What can I do to speed up analytics performance on remote data?


Today’s advanced analytics applications run on more datasets that ever before. The locations of where data “lands” is becoming more dispersed. And the separation of compute and storage in modern environments lends well to running on these distributed datasets. Data can be stored in a remote location from the compute, such as in a different cloud or data center. This approach is sometimes referenced as a hybrid or multi-cloud data analytics environment. 

Remote data challenges

With more connectors being made available in popular application frameworks, it’s increasingly possible to query/transform remote data. However, the remoteness of the data, due to network latency and bandwidth, poses challenges. If a dataset is read many times, the network latency can add up many times as well. If there’s a large amount of data, then the bandwidth may become a limiting factor. Also as cloud providers have asymmetric pricing, the egress charges can become significant. 

Two possible solutions

Copying the data into the place where the application compute resides is one way to remove the remote data challenges. The difficulty of this approach is maintaining the copies and the additional costs associated with those copies. Some organizations are also prevented from copying data to other locations, due to regulatory, compliance, or data sovereignty requirements. 
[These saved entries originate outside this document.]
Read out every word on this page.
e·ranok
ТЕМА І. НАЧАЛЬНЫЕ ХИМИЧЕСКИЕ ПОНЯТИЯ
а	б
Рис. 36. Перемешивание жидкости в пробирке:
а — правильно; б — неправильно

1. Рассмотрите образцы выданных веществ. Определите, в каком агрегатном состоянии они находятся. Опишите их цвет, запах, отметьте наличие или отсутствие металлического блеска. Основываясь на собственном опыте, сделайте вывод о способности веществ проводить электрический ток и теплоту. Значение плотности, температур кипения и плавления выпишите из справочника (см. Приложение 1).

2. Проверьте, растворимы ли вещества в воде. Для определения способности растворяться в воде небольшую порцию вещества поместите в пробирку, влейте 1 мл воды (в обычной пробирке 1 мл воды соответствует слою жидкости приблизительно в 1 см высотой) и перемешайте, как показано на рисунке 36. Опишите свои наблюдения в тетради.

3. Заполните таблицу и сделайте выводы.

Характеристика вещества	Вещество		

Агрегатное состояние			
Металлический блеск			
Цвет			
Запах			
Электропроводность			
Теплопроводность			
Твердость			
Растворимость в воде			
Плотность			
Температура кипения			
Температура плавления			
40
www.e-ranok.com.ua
For the above reasons, at Alluxio, we have a saying that “Copying data causes more problems than it solves.” The Alluxio open source project is designed to leave the data where it is and solve for the access and locality. The Alluxio solution can be co-located with your distributed application framework. For example, if you have 100 instances of Spark or Presto workers, you’d also have 100 workers of Alluxio running colocated with those instances. The Alluxio layer provides the data orchestration to bring the active set of data to your applications. 

Example of the datasets becoming local with Alluxio

Let’s look as basic Terasort job running on the following three architectures:

The performance results show Alluxio executing the query at near local levels of performance:

Why? Because Alluxio has brought the dataset local to MapReduce workers:

Feel free to reach out if you’d like the specifics to run this yourself. These results are representative of other expected results for other compute frameworks: Spark, Hive, Presto, TensorFlow, PyTorch. All popular compute frameworks can benefit from adding Alluxio.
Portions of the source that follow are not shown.